Defending Formula 1 World Champion Lewis Hamilton has suggested that all the usual front-runners will again be making the running in the Australian Grand Prix except for McLaren-Mercedes - rating his current challenger only four-out-of-ten and intimating that winning the title last year has potentially harmed the team's chances in 2009.

The Woking-based outfit's MP4-24 has proven to be consistently off the pace in pre-season testing, frequently languishing down towards the bottom of the pecking order on the timesheets as it battles aerodynamic woes related to the new rear wing. Hamilton admitted that he is in for a 'challenging' season, with a solution unlikely to be found until 'four or five' races in.

"We'll have pretty much the same people up there as last year, except for us obviously," the British star - bidding to become the first of his countrymen to successfully retain his crown in the 59-year history of the top flight - is quoted as having said by the Associated Press in Melbourne ahead of this weekend's curtain-raiser.

"It (world champion) is a great accolade to have, a great title to have next to your name. I've reset the targets again. I want to be world champion again, although it will be tough this year.

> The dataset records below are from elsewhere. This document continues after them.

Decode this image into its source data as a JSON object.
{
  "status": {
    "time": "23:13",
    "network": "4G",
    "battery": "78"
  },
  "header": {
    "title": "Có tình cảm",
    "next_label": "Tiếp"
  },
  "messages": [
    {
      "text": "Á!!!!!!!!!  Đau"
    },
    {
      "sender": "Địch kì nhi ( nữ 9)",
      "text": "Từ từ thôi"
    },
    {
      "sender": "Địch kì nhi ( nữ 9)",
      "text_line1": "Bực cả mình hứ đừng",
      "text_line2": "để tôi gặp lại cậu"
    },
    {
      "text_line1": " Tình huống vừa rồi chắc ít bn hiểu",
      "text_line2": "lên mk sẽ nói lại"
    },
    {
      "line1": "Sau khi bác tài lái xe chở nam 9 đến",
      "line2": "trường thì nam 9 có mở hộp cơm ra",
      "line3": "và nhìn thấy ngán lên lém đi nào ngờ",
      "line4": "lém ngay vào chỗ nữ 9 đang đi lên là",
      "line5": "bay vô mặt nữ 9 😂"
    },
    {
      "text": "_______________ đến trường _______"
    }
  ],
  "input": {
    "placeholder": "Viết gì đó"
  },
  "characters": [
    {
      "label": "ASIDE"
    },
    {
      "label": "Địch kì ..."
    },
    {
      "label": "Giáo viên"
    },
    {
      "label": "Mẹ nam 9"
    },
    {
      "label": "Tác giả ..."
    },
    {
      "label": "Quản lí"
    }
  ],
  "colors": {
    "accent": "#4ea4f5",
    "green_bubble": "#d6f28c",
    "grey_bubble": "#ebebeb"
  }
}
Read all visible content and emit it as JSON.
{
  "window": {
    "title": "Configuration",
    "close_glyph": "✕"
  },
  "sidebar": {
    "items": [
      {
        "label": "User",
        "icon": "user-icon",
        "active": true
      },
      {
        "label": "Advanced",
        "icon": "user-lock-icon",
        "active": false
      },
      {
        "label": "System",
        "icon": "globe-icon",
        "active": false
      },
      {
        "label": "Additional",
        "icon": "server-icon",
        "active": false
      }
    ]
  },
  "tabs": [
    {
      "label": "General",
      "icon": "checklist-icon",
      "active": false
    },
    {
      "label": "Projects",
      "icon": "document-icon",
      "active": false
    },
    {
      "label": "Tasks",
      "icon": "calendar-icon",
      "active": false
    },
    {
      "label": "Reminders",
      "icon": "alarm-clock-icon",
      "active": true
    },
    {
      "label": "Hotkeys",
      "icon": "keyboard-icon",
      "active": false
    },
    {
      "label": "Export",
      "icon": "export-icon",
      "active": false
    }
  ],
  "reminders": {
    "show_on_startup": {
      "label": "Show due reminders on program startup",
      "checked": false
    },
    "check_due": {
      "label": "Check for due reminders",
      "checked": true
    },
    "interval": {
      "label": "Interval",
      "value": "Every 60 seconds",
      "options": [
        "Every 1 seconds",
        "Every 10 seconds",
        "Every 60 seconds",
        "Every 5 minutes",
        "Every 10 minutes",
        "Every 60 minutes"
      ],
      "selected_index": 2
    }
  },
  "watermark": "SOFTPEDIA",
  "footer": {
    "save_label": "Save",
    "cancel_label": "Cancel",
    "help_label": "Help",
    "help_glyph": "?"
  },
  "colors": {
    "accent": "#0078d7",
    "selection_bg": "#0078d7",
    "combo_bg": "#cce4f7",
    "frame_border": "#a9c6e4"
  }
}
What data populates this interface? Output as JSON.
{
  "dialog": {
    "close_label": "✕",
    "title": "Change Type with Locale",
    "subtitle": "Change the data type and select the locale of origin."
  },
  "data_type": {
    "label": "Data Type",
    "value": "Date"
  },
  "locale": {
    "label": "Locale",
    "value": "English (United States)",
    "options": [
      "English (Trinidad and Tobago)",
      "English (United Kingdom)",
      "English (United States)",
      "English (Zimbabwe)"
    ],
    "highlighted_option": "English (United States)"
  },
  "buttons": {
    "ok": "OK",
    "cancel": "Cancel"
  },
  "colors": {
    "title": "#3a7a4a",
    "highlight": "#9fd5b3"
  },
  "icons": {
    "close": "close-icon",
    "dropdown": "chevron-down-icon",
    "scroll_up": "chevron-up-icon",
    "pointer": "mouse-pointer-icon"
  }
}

"We don't know what to expect this weekend. It will be a real challenge for everyone, so much has changed. It doesn't only affect drivers, but the teams. People will be making adaptations and getting used to it."

That is a reference to the sweeping changes that have been introduced in 2009 - from the pioneering KERS (Kinetic Energy Recovery Systems) technology to the return of slick tyres and dramatically altered front and rear wings - and Hamilton argues that in pushing so hard to clinch the laurels last year, McLaren disadvantaged itself for the forthcoming season by enabling its rivals to gain a handle on the new rules significantly earlier.

"I think we focused so much on last year's car [that] we maybe left it a little bit late to focus on this year's car," reflected the sport's youngest-ever world champion and the 2008 Australian Grand Prix winner. "It's difficult to say, but people have obviously done a better job at the moment."

Despite rating the new machine as a mere four-out-of-ten - compared to eight for its predecessor, the MP4-23 - the 24-year-old added that he was confident that McLaren possesses the necessary talent and facilities to rapidly play catch-up, even if his initial objectives have had to be somewhat revised.

"Last year's car, in marks out of ten, I'd probably give an eight," the Stevenage-born ace contended. "This year's at the moment would be a four, [but] we've got a fantastic team and the guys are working flat-out to recover the situation and bring it back to the top.

"Who knows? This weekend we've got lots of bits coming, so hopefully we can try and fight at least for some points. I think over the course of the next four or five races, that's where we'll see the major improvements and hopefully get back to the front. It will be challenging."